Na entrevista a seguir, concedida por e-mail à IHU On-Line, ele questiona o “boom” da economia pernambucana, que cresce por causa dos investimentos no Complexo Industrial de Suape. Segundo ele, “os índices macroeconômicos do estado indicam que a economia vai bem. Entretanto, não estão bem aqueles que deveriam ser os maiores beneficiários”. E ressalta: “Esse crescimento não tem se convertido em melhorias para a classe trabalhadora no estado”.

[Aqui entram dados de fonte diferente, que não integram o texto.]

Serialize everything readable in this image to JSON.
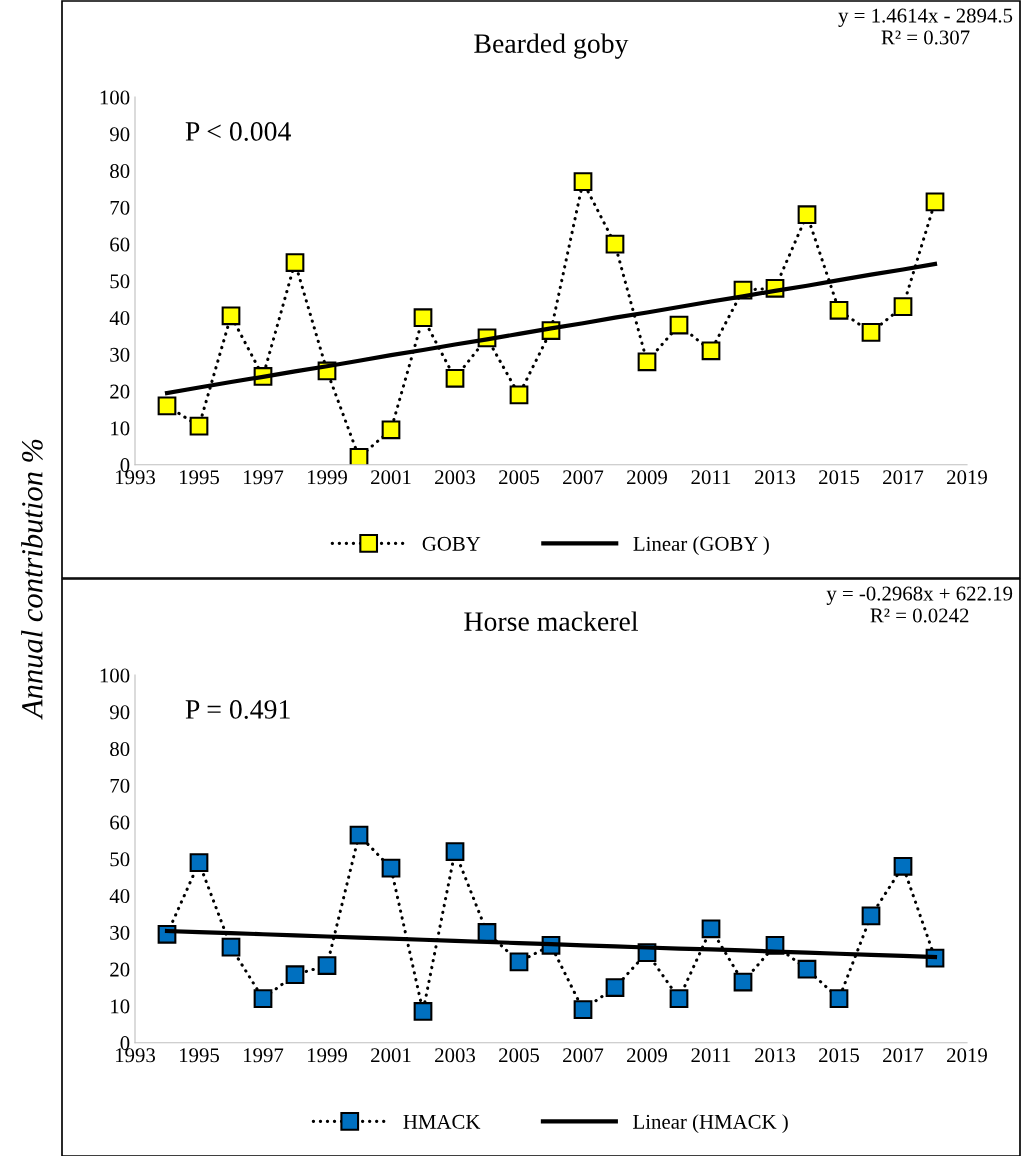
{
  "chart_data": [
    {
      "type": "line",
      "title": "Bearded goby",
      "ylabel": "Annual contribution %",
      "x": [
        1994,
        1995,
        1996,
        1997,
        1998,
        1999,
        2000,
        2001,
        2002,
        2003,
        2004,
        2005,
        2006,
        2007,
        2008,
        2009,
        2010,
        2011,
        2012,
        2013,
        2014,
        2015,
        2016,
        2017,
        2018
      ],
      "series": [
        {
          "name": "GOBY",
          "color": "#ffff00",
          "marker": "square",
          "line_style": "dotted",
          "values": [
            16,
            10.5,
            40.5,
            24,
            55,
            25.5,
            2,
            9.5,
            40,
            23.5,
            34.5,
            19,
            36.5,
            77,
            60,
            28,
            38,
            31,
            47.5,
            48,
            68,
            42,
            36,
            43,
            71.5
          ]
        },
        {
          "name": "Linear (GOBY )",
          "color": "#000000",
          "marker": "none",
          "line_style": "solid",
          "values": [
            19.5,
            21.0,
            22.5,
            23.9,
            25.4,
            26.8,
            28.3,
            29.8,
            31.2,
            32.7,
            34.1,
            35.6,
            37.1,
            38.5,
            40.0,
            41.4,
            42.9,
            44.4,
            45.8,
            47.3,
            48.7,
            50.2,
            51.7,
            53.1,
            54.6
          ]
        }
      ],
      "xlim": [
        1993,
        2019
      ],
      "xticks": [
        1993,
        1995,
        1997,
        1999,
        2001,
        2003,
        2005,
        2007,
        2009,
        2011,
        2013,
        2015,
        2017,
        2019
      ],
      "ylim": [
        0,
        100
      ],
      "yticks": [
        0,
        10,
        20,
        30,
        40,
        50,
        60,
        70,
        80,
        90,
        100
      ],
      "annotations": [
        "y = 1.4614x - 2894.5\nR² = 0.307",
        "P < 0.004"
      ],
      "legend": "bottom",
      "grid": false
    },
    {
      "type": "line",
      "title": "Horse mackerel",
      "x": [
        1994,
        1995,
        1996,
        1997,
        1998,
        1999,
        2000,
        2001,
        2002,
        2003,
        2004,
        2005,
        2006,
        2007,
        2008,
        2009,
        2010,
        2011,
        2012,
        2013,
        2014,
        2015,
        2016,
        2017,
        2018
      ],
      "series": [
        {
          "name": "HMACK",
          "color": "#0070c0",
          "marker": "square",
          "line_style": "dotted",
          "values": [
            29.5,
            49,
            26,
            12,
            18.5,
            21,
            56.5,
            47.5,
            8.5,
            52,
            30,
            22,
            26.5,
            9,
            15,
            24.5,
            12,
            31,
            16.5,
            26.5,
            20,
            12,
            34.5,
            48,
            23
          ]
        },
        {
          "name": "Linear (HMACK )",
          "color": "#000000",
          "marker": "none",
          "line_style": "solid",
          "values": [
            30.4,
            30.1,
            29.8,
            29.5,
            29.2,
            28.9,
            28.6,
            28.3,
            28.0,
            27.7,
            27.4,
            27.1,
            26.8,
            26.5,
            26.2,
            25.9,
            25.6,
            25.4,
            25.1,
            24.8,
            24.5,
            24.2,
            23.9,
            23.6,
            23.3
          ]
        }
      ],
      "xlim": [
        1993,
        2019
      ],
      "xticks": [
        1993,
        1995,
        1997,
        1999,
        2001,
        2003,
        2005,
        2007,
        2009,
        2011,
        2013,
        2015,
        2017,
        2019
      ],
      "ylim": [
        0,
        100
      ],
      "yticks": [
        0,
        10,
        20,
        30,
        40,
        50,
        60,
        70,
        80,
        90,
        100
      ],
      "annotations": [
        "y = -0.2968x + 622.19\nR² = 0.0242",
        "P = 0.491"
      ],
      "legend": "bottom",
      "grid": false
    }
  ]
}
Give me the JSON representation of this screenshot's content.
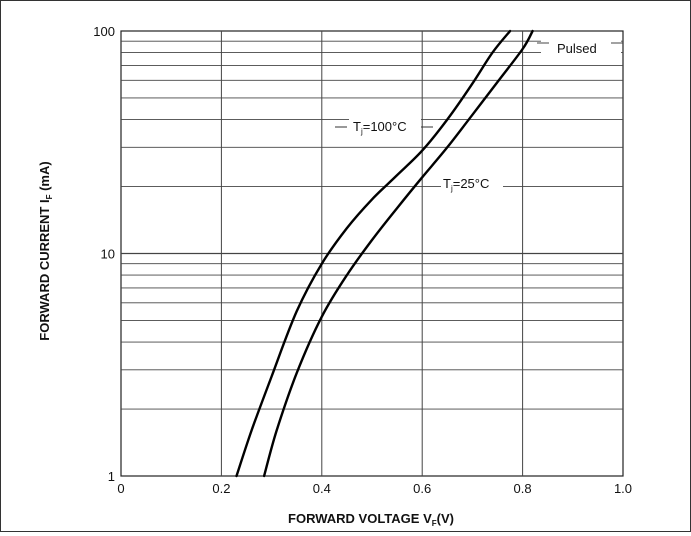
{
  "chart_data": {
    "type": "line",
    "title": "",
    "xlabel": "FORWARD VOLTAGE  V",
    "xlabel_sub": "F",
    "xlabel_suffix": "(V)",
    "ylabel": "FORWARD CURRENT I",
    "ylabel_sub": "F",
    "ylabel_suffix": "  (mA)",
    "xlim": [
      0,
      1.0
    ],
    "ylim": [
      1,
      100
    ],
    "y_scale": "log",
    "grid": true,
    "x_ticks": [
      "0",
      "0.2",
      "0.4",
      "0.6",
      "0.8",
      "1.0"
    ],
    "y_ticks": [
      "1",
      "10",
      "100"
    ],
    "annotations": {
      "pulsed": "Pulsed",
      "t100_prefix": "T",
      "t100_sub": "j",
      "t100_suffix": "=100°C",
      "t25_prefix": "T",
      "t25_sub": "j",
      "t25_suffix": "=25°C"
    },
    "series": [
      {
        "name": "Tj=100°C",
        "x": [
          0.23,
          0.26,
          0.3,
          0.35,
          0.4,
          0.45,
          0.5,
          0.55,
          0.6,
          0.65,
          0.7,
          0.74,
          0.775
        ],
        "y": [
          1.0,
          1.6,
          2.8,
          5.5,
          9.0,
          13.0,
          17.5,
          22.5,
          29.0,
          40.0,
          58.0,
          80.0,
          100.0
        ]
      },
      {
        "name": "Tj=25°C",
        "x": [
          0.285,
          0.31,
          0.35,
          0.4,
          0.45,
          0.5,
          0.55,
          0.6,
          0.65,
          0.7,
          0.75,
          0.8,
          0.82
        ],
        "y": [
          1.0,
          1.6,
          2.9,
          5.2,
          8.0,
          11.5,
          16.0,
          22.0,
          30.0,
          42.0,
          59.0,
          83.0,
          100.0
        ]
      }
    ]
  }
}
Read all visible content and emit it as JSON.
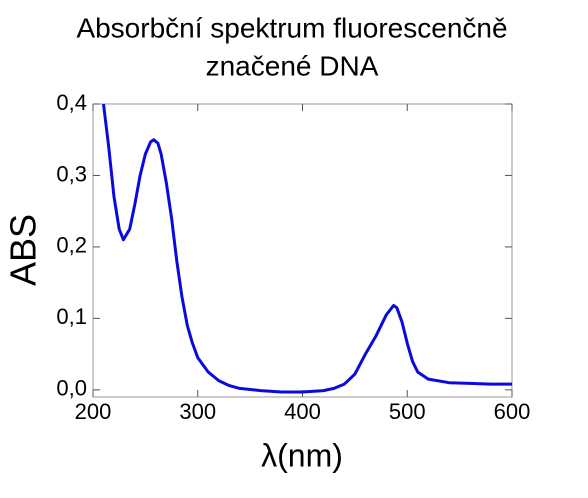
{
  "chart_data": {
    "type": "line",
    "title": [
      "Absorbční spektrum fluorescenčně",
      "značené DNA"
    ],
    "x_label": "λ(nm)",
    "y_label": "ABS",
    "x": [
      210,
      215,
      220,
      225,
      229,
      235,
      240,
      245,
      250,
      255,
      258,
      262,
      265,
      270,
      275,
      280,
      285,
      290,
      295,
      300,
      310,
      320,
      330,
      340,
      360,
      380,
      400,
      420,
      430,
      440,
      450,
      460,
      470,
      480,
      487,
      490,
      495,
      500,
      505,
      510,
      520,
      540,
      560,
      580,
      600
    ],
    "series": [
      {
        "name": "ABS",
        "color": "#0a0adc",
        "values": [
          0.4,
          0.34,
          0.27,
          0.225,
          0.21,
          0.225,
          0.26,
          0.3,
          0.33,
          0.347,
          0.35,
          0.345,
          0.33,
          0.29,
          0.24,
          0.18,
          0.13,
          0.09,
          0.065,
          0.045,
          0.025,
          0.013,
          0.006,
          0.002,
          -0.001,
          -0.003,
          -0.003,
          -0.001,
          0.002,
          0.008,
          0.022,
          0.05,
          0.075,
          0.105,
          0.118,
          0.115,
          0.095,
          0.065,
          0.04,
          0.025,
          0.015,
          0.01,
          0.009,
          0.008,
          0.008
        ]
      }
    ],
    "xlim": [
      200,
      600
    ],
    "xticks": [
      200,
      300,
      400,
      500,
      600
    ],
    "ylim": [
      -0.01,
      0.4
    ],
    "yticks": [
      {
        "value": 0,
        "label": "0,0"
      },
      {
        "value": 0.1,
        "label": "0,1"
      },
      {
        "value": 0.2,
        "label": "0,2"
      },
      {
        "value": 0.3,
        "label": "0,3"
      },
      {
        "value": 0.4,
        "label": "0,4"
      }
    ],
    "grid": false
  }
}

De acordo com o pesquisador, desde 2007 até 2014 serão investidos cerca de 60 bilhões de reais na ampliação de Suape, montante que, em sua avaliação, “poderia ser mais bem aplicado e distribuído em empreendimentos descentralizados, menores, sustentáveis, atingindo um número maior de municípios e pessoas”. Ao comentar as implicações sociais e ambientais causadas pela ampliação de Suape, Costa enfatiza que a “concentração industrial de empresas utilizando combustíveis fósseis em um território de 13.500 hectares é o maior dos erros, pois certamente provocará graves agressões ambientais para a terra, água e o ar, além de afetar a saúde das pessoas com doenças características deste ambiente de muita liberação de gases tóxicos, e que também são causadores do efeito estufa”.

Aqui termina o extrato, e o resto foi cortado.